Réponse de le 19/03/2018 à 20:44 :
@Bachoubouzouc

Vous avez raison Bachoubouzouc, aujourd'hui les énergies renouvelables ne peuvent pas se passer du système historique. Ca ne signifie pas que nous devons pas avancer. D'autant que des nouvelles possibilités arrivent : c'est ce que pointe M. Joffre quand il évoque la « formidable opportunité qu'offre la convergence du digital et du photovoltaïque ».

Imaginez un monde ou les heures creuses ne sont plus au milieu de la nuit, elles ne sont même pas à un horaire précis : elles sont quand il fait beau! Imaginez qu'à ce moment là votre chauffe eau se mette en route, votre frigo accumule du froid, votre machine à laver démarre, votre voiture se recharge... Toute l'énergie consommée à ce moment là n'aura plus à l'être plus tard, ce qui nous permettra de diminuer nos besoins envers "l'ancien système" comme vous dites. Imaginez qu'en plus cette énergie est produite à coté de chez vous (ou même chez vous)...

L'autoconsommation collective pourrait être un formidable tremplin vers les smart grids. Si les recommandations de la CRE sont suivies, cette révolution ne se fera pas en France.
Réponse de le 21/03/2018 à 13:51 :
@ Houyo :

Oui, sauf que l’expérience montre que les smargrid ne permettent pas mieux qu’une optimisation à la marge.

Le problème reste à peu près entier, avec des ENR intermittentes qui posent au final plus de problèmes qu’elles n’en résolvent :

Des coûts et des difficultés supplémentaires pour s’approvisionner en électricité, pour une évolution de nos émissions polluantes au mieux neutre.

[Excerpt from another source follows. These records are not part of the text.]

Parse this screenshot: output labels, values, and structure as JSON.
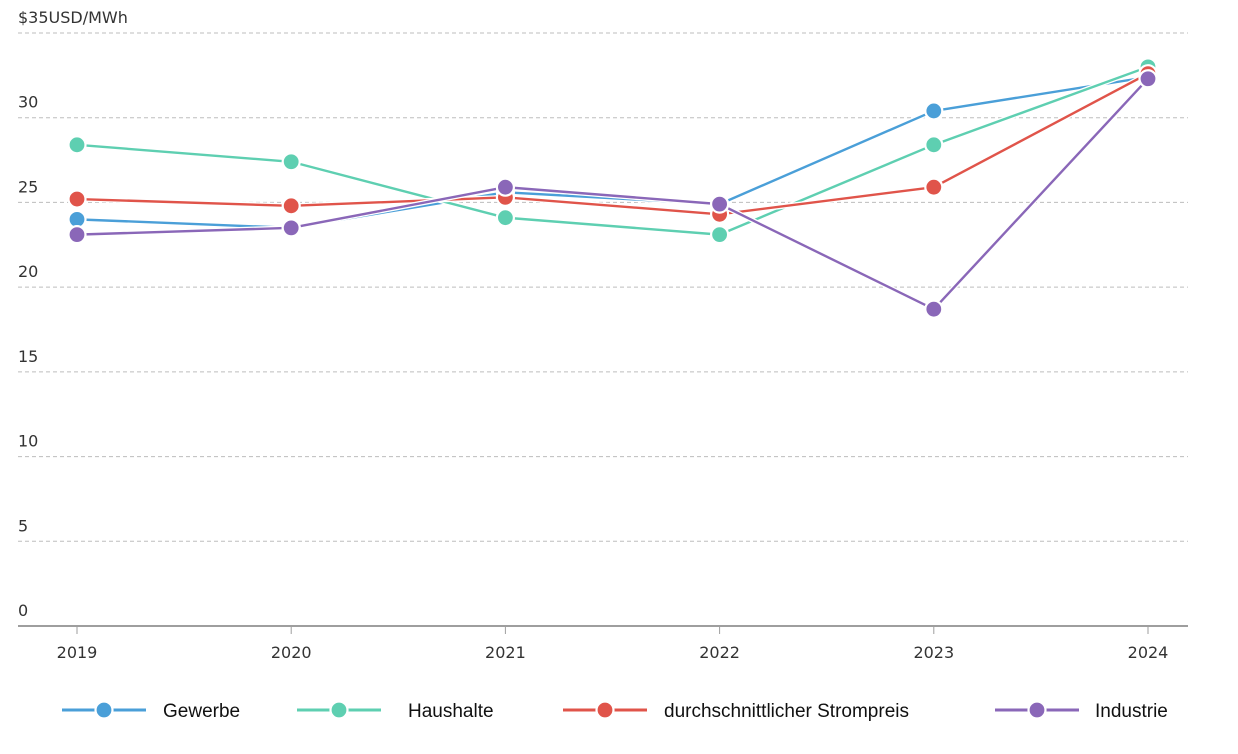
{
  "chart_data": {
    "type": "line",
    "title": "",
    "ylabel": "$35USD/MWh",
    "xlabel": "",
    "categories": [
      "2019",
      "2020",
      "2021",
      "2022",
      "2023",
      "2024"
    ],
    "y_ticks": [
      "0",
      "5",
      "10",
      "15",
      "20",
      "25",
      "30"
    ],
    "ylim": [
      0,
      35
    ],
    "grid": true,
    "legend_position": "bottom",
    "series": [
      {
        "name": "Gewerbe",
        "color": "#4a9fd8",
        "values": [
          24.0,
          23.5,
          25.6,
          24.9,
          30.4,
          32.4
        ]
      },
      {
        "name": "Haushalte",
        "color": "#5ecfb1",
        "values": [
          28.4,
          27.4,
          24.1,
          23.1,
          28.4,
          33.0
        ]
      },
      {
        "name": "durchschnittlicher Strompreis",
        "color": "#e0544a",
        "values": [
          25.2,
          24.8,
          25.3,
          24.3,
          25.9,
          32.6
        ]
      },
      {
        "name": "Industrie",
        "color": "#8a67b8",
        "values": [
          23.1,
          23.5,
          25.9,
          24.9,
          18.7,
          32.3
        ]
      }
    ]
  }
}
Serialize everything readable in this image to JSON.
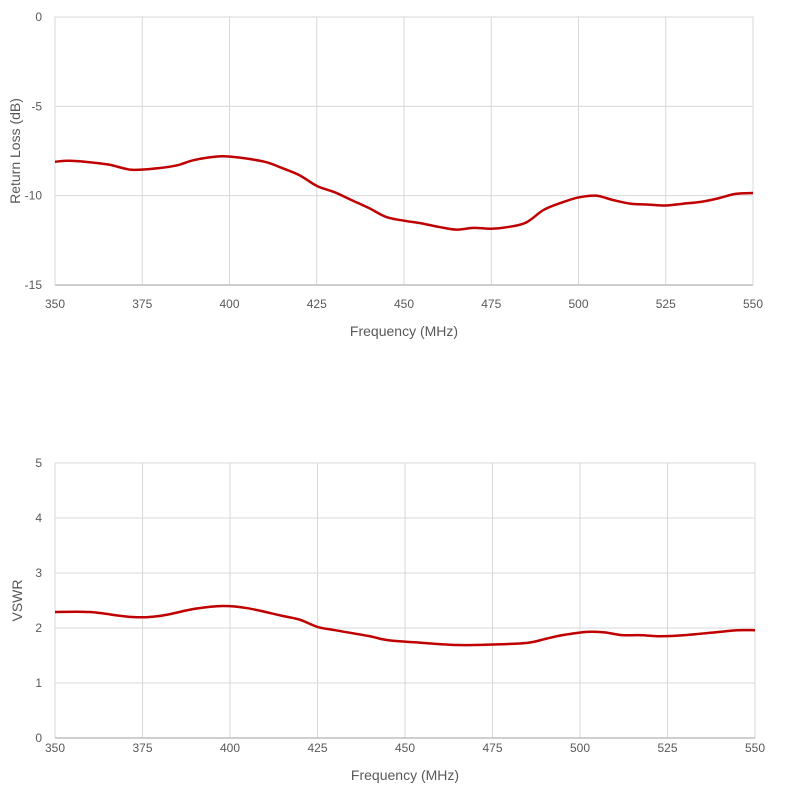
{
  "colors": {
    "line": "#c00000",
    "grid": "#d9d9d9",
    "text": "#595959"
  },
  "chart_data": [
    {
      "type": "line",
      "title": "",
      "xlabel": "Frequency (MHz)",
      "ylabel": "Return Loss (dB)",
      "xlim": [
        350,
        550
      ],
      "ylim": [
        -15,
        0
      ],
      "xticks": [
        350,
        375,
        400,
        425,
        450,
        475,
        500,
        525,
        550
      ],
      "yticks": [
        0,
        -5,
        -10,
        -15
      ],
      "grid": true,
      "x": [
        350,
        355,
        365,
        372,
        380,
        385,
        390,
        397,
        402,
        410,
        415,
        420,
        425,
        430,
        435,
        440,
        445,
        450,
        455,
        460,
        465,
        470,
        475,
        480,
        485,
        490,
        495,
        500,
        505,
        510,
        515,
        520,
        525,
        530,
        535,
        540,
        545,
        550
      ],
      "y": [
        -8.1,
        -8.05,
        -8.25,
        -8.55,
        -8.45,
        -8.3,
        -8.0,
        -7.8,
        -7.85,
        -8.1,
        -8.45,
        -8.85,
        -9.45,
        -9.8,
        -10.25,
        -10.7,
        -11.2,
        -11.4,
        -11.55,
        -11.75,
        -11.9,
        -11.8,
        -11.85,
        -11.75,
        -11.5,
        -10.8,
        -10.4,
        -10.1,
        -10.0,
        -10.25,
        -10.45,
        -10.5,
        -10.55,
        -10.45,
        -10.35,
        -10.15,
        -9.9,
        -9.85
      ]
    },
    {
      "type": "line",
      "title": "",
      "xlabel": "Frequency (MHz)",
      "ylabel": "VSWR",
      "xlim": [
        350,
        550
      ],
      "ylim": [
        0,
        5
      ],
      "xticks": [
        350,
        375,
        400,
        425,
        450,
        475,
        500,
        525,
        550
      ],
      "yticks": [
        0,
        1,
        2,
        3,
        4,
        5
      ],
      "grid": true,
      "x": [
        350,
        360,
        372,
        380,
        390,
        398,
        405,
        415,
        420,
        425,
        430,
        440,
        445,
        455,
        465,
        475,
        485,
        490,
        495,
        502,
        507,
        512,
        517,
        523,
        530,
        540,
        545,
        550
      ],
      "y": [
        2.29,
        2.29,
        2.2,
        2.22,
        2.35,
        2.4,
        2.36,
        2.22,
        2.15,
        2.02,
        1.96,
        1.85,
        1.78,
        1.73,
        1.69,
        1.7,
        1.73,
        1.8,
        1.87,
        1.93,
        1.92,
        1.87,
        1.87,
        1.85,
        1.87,
        1.93,
        1.96,
        1.96
      ]
    }
  ]
}
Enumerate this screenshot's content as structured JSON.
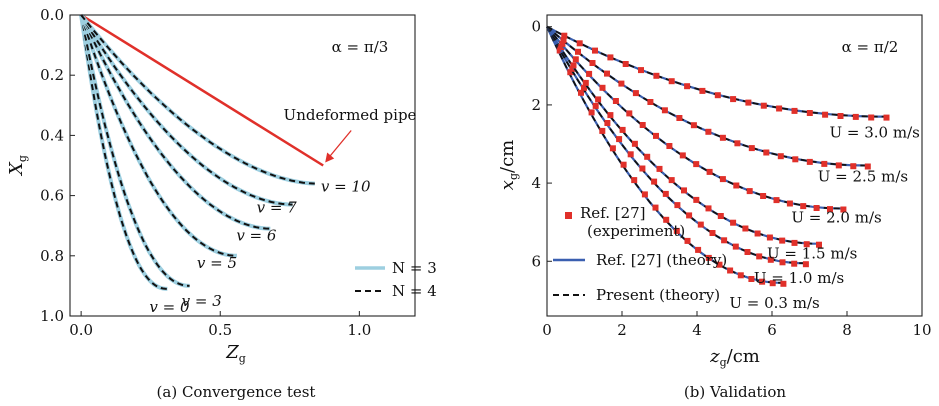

Je sais bien que cette utopie énergétique fait beaucoup rêver les gens : le pavillon périurbain qui produit toute votre énergie sans l’aide de personne et sans la moindre externalité.

Mais dans les faits ça reste un rêve totalement inatteignable. Trop inefficace pour être un jour à la portée d’une portion significative de l’humanité. C’est un gadget de riches.